Whole-cell patch clamp electrophysiology
Electrophysiological experiments were conducted 72–96 h after transfection and the transfected HEK-293T cells were seeded on new poly-d-lysine-coated glass coverslips at least 1 h before recording. Patch clamp recordings were performed with a HEKA EPC10 amplifier with PatchMaster software (HEKA) in whole-cell configuration at room temperature (23 ± 2 °C). Micropipettes were pulled with a P-1000 flaming/Brown Micropipette Puller System (Sutter Instrument) and fire-polished with Micro Forge MF2 (Narishige) from the 1.5/1.2 mm (outer diameter (OD)/inner diameter (ID)), thin-walled glass (Sutter Instrument). The series resistance of micropipettes was typically 3–5 MΩ. The recording micropipettes were filled with internal solution containing: 136 mM NaCl, 5 mM EGTA, 10 mM HEPES, and 2 mM Na2ATP (adenosine 5′-triphosphate) (pH 7.2) with NaOH. The recipe of external solution was: 150 mM NaCl, 10 mM HEPES, and 30 mM d-(+)-glucose (pH 7.4) with NaOH. Solution osmolarity was ~290–310 mOsm/L adjusted with glucose, and ~5 mOsm/L lower in the internal solutions than the external solutions of the same experiment.
Traces were acquired at a repetition interval of 4 s. Currents signals were sampled at 25 kHz and filtered at 1 kHz. The holding potential was 0 mV. I–V curves were generated from a group of step potentials (−100 to +100 mV with a 20 mV increment) and at the steady-state during the last 20 ms of voltage steps was averaged. Data from patch clamp recordings were analyzed in Igor Pro (WaveMatrix) and Graphpad Prism. Statistically significant differences (P < 0.05) between means of two groups were determined by a two-tailed t-test. Data are presented as means ± SEM or mean ± SD.
Cross-linking mass spectrometry (XL-MS) analysis
The peak fractions after gel filtration purification containing the BS3 cross-linked protein sample were applied to SDS–PAGE gel and stained with Coomassie Blue G-250. The cross-linked band containing the NALCN channelosome was cut into pieces and put in 50 mM ammonium bicarbonate with trypsin at 37 °C overnight for prior reduction and alkylation. The digested products were extracted twice with 1% formic acid in 50% acetonitrile aqueous solution and dried to reduce volume by speedvac.

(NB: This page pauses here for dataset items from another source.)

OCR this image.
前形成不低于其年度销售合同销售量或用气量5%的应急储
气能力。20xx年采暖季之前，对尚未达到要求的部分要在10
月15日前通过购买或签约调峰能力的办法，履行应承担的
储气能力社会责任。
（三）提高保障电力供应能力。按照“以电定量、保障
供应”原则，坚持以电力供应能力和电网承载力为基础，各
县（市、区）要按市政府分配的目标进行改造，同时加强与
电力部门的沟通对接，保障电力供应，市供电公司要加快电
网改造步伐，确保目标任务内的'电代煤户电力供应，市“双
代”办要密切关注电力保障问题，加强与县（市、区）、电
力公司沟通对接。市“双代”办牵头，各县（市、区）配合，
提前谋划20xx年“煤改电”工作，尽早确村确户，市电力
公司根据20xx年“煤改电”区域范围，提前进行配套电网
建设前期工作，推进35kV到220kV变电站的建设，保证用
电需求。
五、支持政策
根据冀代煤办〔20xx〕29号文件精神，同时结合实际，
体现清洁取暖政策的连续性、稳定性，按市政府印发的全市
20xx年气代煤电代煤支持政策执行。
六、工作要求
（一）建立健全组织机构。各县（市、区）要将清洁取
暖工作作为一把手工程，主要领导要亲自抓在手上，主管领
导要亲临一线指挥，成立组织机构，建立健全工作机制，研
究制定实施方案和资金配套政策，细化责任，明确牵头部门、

For LC–MS/MS analysis, the peptides were separated by a 65 min gradient elution at a flow rate 0.300 µl/min with the Thermo EASY-nLC1200 integrated nano-HPLC system, which is directly interfaced with the Thermo Q Exactive HF-X mass spectrometer. The analytical column was a home-made fused silica capillary column (75 µm ID, 150 mm length; Upchurch, Oak Harbor, WA) packed with C-18 resin (300 A, 3 µm, Varian, Lexington, MA). Mobile phase A consisted of 0.1% formic acid, and mobile phase B consisted of 80% acetonitrile and 0.1% formic acid. The mass spectrometer was operated in the data-dependent acquisition mode using the Xcalibur 4.1 software and there is a single full-scan mass spectrum in the Orbitrap (350–1800m/z, 60,000 resolution) followed by 20 data-dependent MS/MS scans at 30% normalized collision energy. Each mass spectrum was analyzed using the Proteome Discoverer 2.4 and pLink 2.3.936 for the database searching and cross-linking analysis.